Pero más tristes son aún las otras enfermerías. Hay muchos catres en esas galeras; pero parece que cada uno de los enfermos está solo. Nos ven como desde lejos, como desde atrás de la vida. Casi nos miran como a extraños ¡Como que estamos vivos! En estas salas, la carne y el espíritu sufren más que en los patios de los dementes. Las carnes: allí están los hierros que sajan pechos, tronchan brazos, escarban huesos, hozan entrañas. Allí está el dolor, ese invisible e implacable cirujano que le corta al cuerpo la vida. Allí el vivo está junto al muerto y ve cómo entran mozos y envuelven a éste en sábanas y se lo llevan al anfiteatro; y cómo al salir tropieza con el que viene, aún con aliento, a caer sobre el mismo jergón. Los locos ven las flores, andan, sueñan, conversan. Aquí no hay luz ni cielo, flores ni astros: se cuenta los instantes como cuenta el miserable sus últimas monedas. ¡Qué envidia inspirarán los que se van y qué terror los que se llevan! La inteligencia no está apagada como en los locos; ilumina, pero ilumina cadáveres y suplicios.
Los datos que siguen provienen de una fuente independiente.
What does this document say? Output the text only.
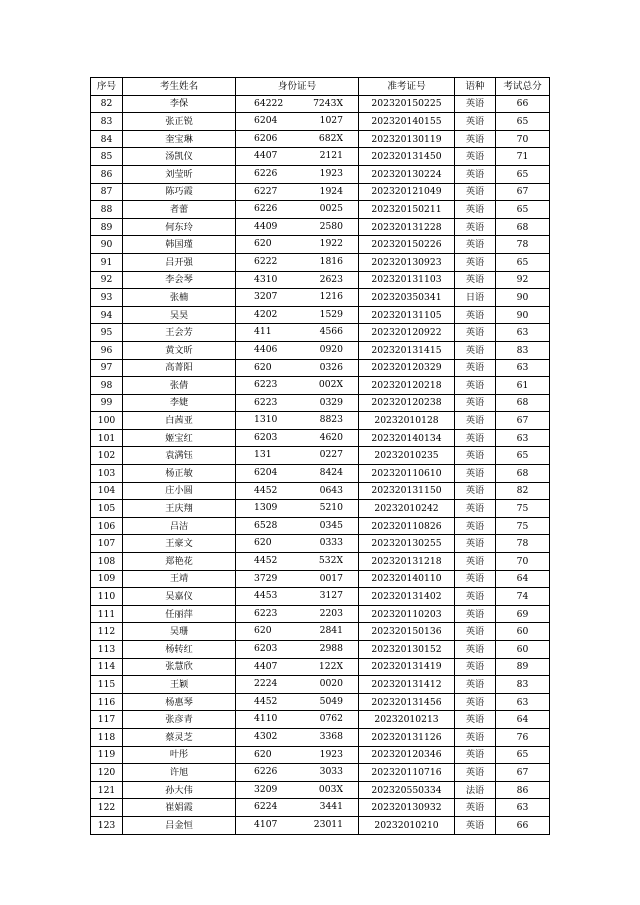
序号	考生姓名	身份证号	准考证号	语种	考试总分
82	李保	64222 7243X	202320150225	英语	66
83	张正锐	6204 1027	202320140155	英语	65
84	奎宝琳	6206 682X	202320130119	英语	70
85	汤凯仪	4407 2121	202320131450	英语	71
86	刘莹昕	6226 1923	202320130224	英语	65
87	陈巧霞	6227 1924	202320121049	英语	67
88	者蕾	6226 0025	202320150211	英语	65
89	何东玲	4409 2580	202320131228	英语	68
90	韩国瑾	620 1922	202320150226	英语	78
91	吕开强	6222 1816	202320130923	英语	65
92	李会琴	4310 2623	202320131103	英语	92
93	张楠	3207 1216	202320350341	日语	90
94	吴昊	4202 1529	202320131105	英语	90
95	王会芳	411 4566	202320120922	英语	63
96	黄文昕	4406 0920	202320131415	英语	83
97	高菁阳	620 0326	202320120329	英语	63
98	张倩	6223 002X	202320120218	英语	61
99	李婕	6223 0329	202320120238	英语	68
100	白茜亚	1310 8823	20232010128	英语	67
101	姬宝红	6203 4620	202320140134	英语	63
102	袁满钰	131 0227	20232010235	英语	65
103	杨正敏	6204 8424	202320110610	英语	68
104	庄小圆	4452 0643	202320131150	英语	82
105	王庆翔	1309 5210	20232010242	英语	75
106	吕洁	6528 0345	202320110826	英语	75
107	王豪文	620 0333	202320130255	英语	78
108	郑艳花	4452 532X	202320131218	英语	70
109	王靖	3729 0017	202320140110	英语	64
110	吴嘉仪	4453 3127	202320131402	英语	74
111	任丽萍	6223 2203	202320110203	英语	69
112	吴珊	620 2841	202320150136	英语	60
113	杨转红	6203 2988	202320130152	英语	60
114	张慧欣	4407 122X	202320131419	英语	89
115	王颖	2224 0020	202320131412	英语	83
116	杨惠琴	4452 5049	202320131456	英语	63
117	张彦青	4110 0762	20232010213	英语	64
118	蔡灵芝	4302 3368	202320131126	英语	76
119	叶彤	620 1923	202320120346	英语	65
120	许旭	6226 3033	202320110716	英语	67
121	孙大伟	3209 003X	202320550334	法语	86
122	崔娟霞	6224 3441	202320130932	英语	63
123	吕金恒	4107 23011	20232010210	英语	66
Al cruzar esas salas se lamenta más que nunca no poseer la suprema riqueza. Quisiéramos acercarnos a cada uno de esos catres, decir al anciano, a la mujer, al mozo: yo no puedo llevarte conmigo; no puedo devolverte la salud; tienes razón en verme con dureza, puesto que sufres y yo soy feliz; puesto que, libre y sano, voy a respirar el aire puro, a oír el canto de los pájaros, el ruido del agua, la voz de mi novia; pero ¡perdóname estas dichas! ¡Toma estas monedas! Dirás que no las necesitas para ti, porque aquí la caridad te lo da todo y para el viaje a que te preparas nada se ha menester; pero tendrás padres, mujer, hijos o hermanos, que de seguro sufren miseria y abandono cuando en este abandono te dejaron, ¡pues dáselas para que vengan por ti, si antes no llega la muerte; para que te lleven con ellos si la enfermedad se desase un momento de tu cuerpo; ¡o para que tengan pan, calor y vida, y tú mueras tranquilo, y no te arrojen a la fosa común, sino a la tumba en cuya tierra puedan crecer las flores y caer las lágrimas!

Parecen reproches las miradas de esos desvalidos que nos ven pasar desde sus camas. Se ven cuerpos que parecen encaprichados en contraerse, en achicarse, como si quisieran irse acostumbrando a la estrechez de la fosa; semblantes lívidos, como de dolientes de sí propios, brazos largos, canijos y secos, que parecen extenderse para agarramos e impedir que nos vayamos; viejecitas sentadas en el colchón como las brujas junto a la marmita; niños... ¡Señor! ¿Por qué? ¡Los hombres sí! habrán delinquido, habrán tenido vicios, habrán sido malos, merecerán dolores y castigos... ¡Pero los niños! ¿Por qué...?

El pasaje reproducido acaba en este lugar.